A fare la differenza è poi sicuramente la sensibilità di Iennaro – giovane ingenuo che riesce a riscattarsi dai pregiudizi e a sposare la ragazza amata. In un sistema non certo estraneo alla corruzione, la giustizia è ben rappresentata da Tammaro Beneduce, Delegato di Polizia che si contrappone con l’ingegno a tutti coloro che cercano di circuire le autorità. Così come acquisiscono rinnovata dignità personaggi che, a causa di malaugurate coincidenze, sono finiti dietro le sbarre: don Nicola, compagno di cella di Iennaro per qualche tempo, non gli negherà il suo ascolto e i suoi preziosi consigli.

UNA CONCLUSIONE CHE RIACCENDE IL DIBATTITO
«Infatti, in quel maggio del 1860, tanto odoroso e primaverile, dallo scoglio di Quarto, un pugno di uomini dalla Casacca rossa era partito alla volta della Sicilia, era cominciata l’epopea garibaldina». Le pagine conclusive virano precipitose verso la battaglia del Volturno, trascinando i protagonisti ormai adulti verso la resa dei conti.
Dichiaratamente un prodotto dell’immaginazione dell’autore, “Nemici fraterni” si insinua – per la sua vocazione di romanzo storico – tra i momenti salienti del Risorgimento italiano in area meridionale, avanzando una rilettura che si mescola alla finzione e prova a investire i garibaldini di una luce diversa.

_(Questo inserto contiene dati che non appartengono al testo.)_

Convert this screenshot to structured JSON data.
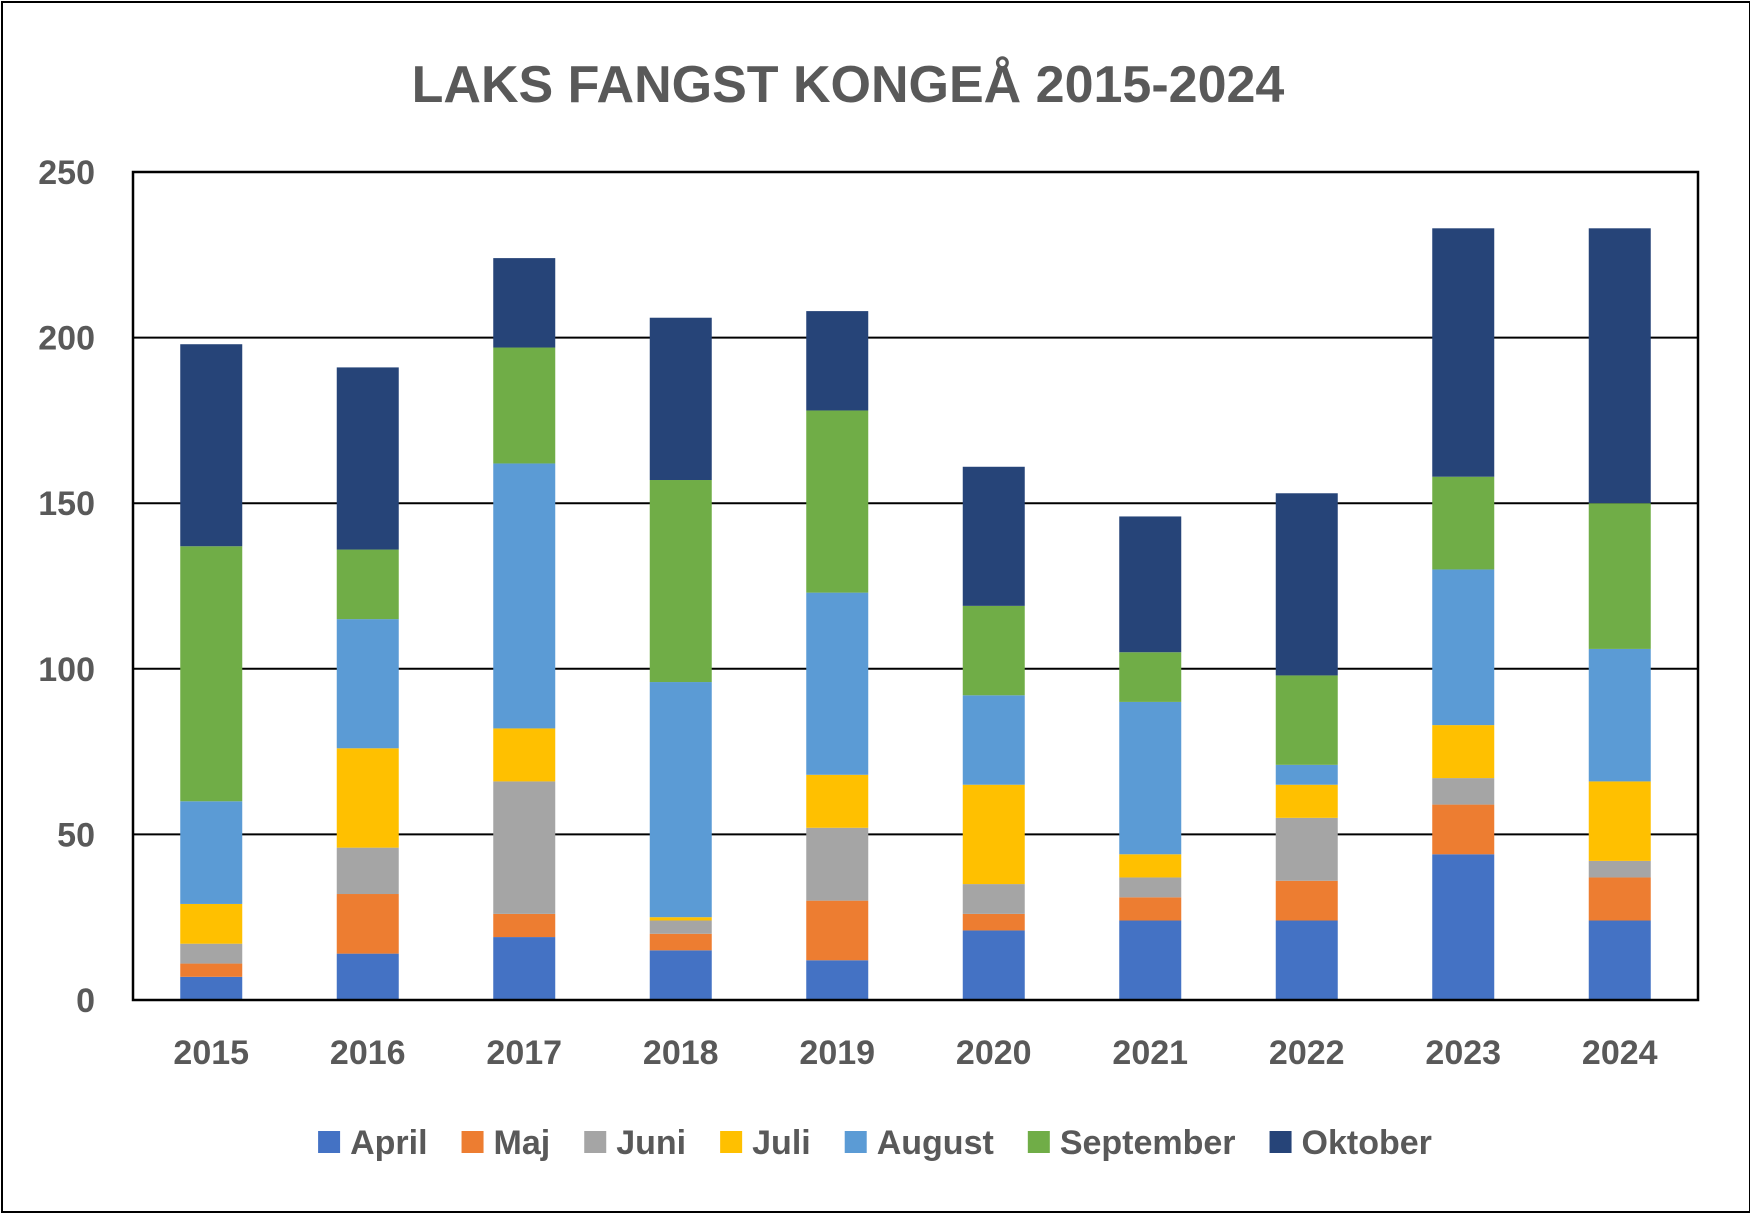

Una questione sollevata da tempo e, per alcuni, ancora aperta, che vede fronteggiarsi versioni contrapposte degli eventi, soprattutto in merito al presunto genocidio di Fenestrelle – cui Alvino fa riferimento – storicamente non attestato. Se il dibattito può continuare nelle sedi opportune, resta però interessante il tentativo – da parte dell’autore – di far riflettere sul potenziale rovescio della medaglia che qualsiasi rivolgimento storico reca con sé.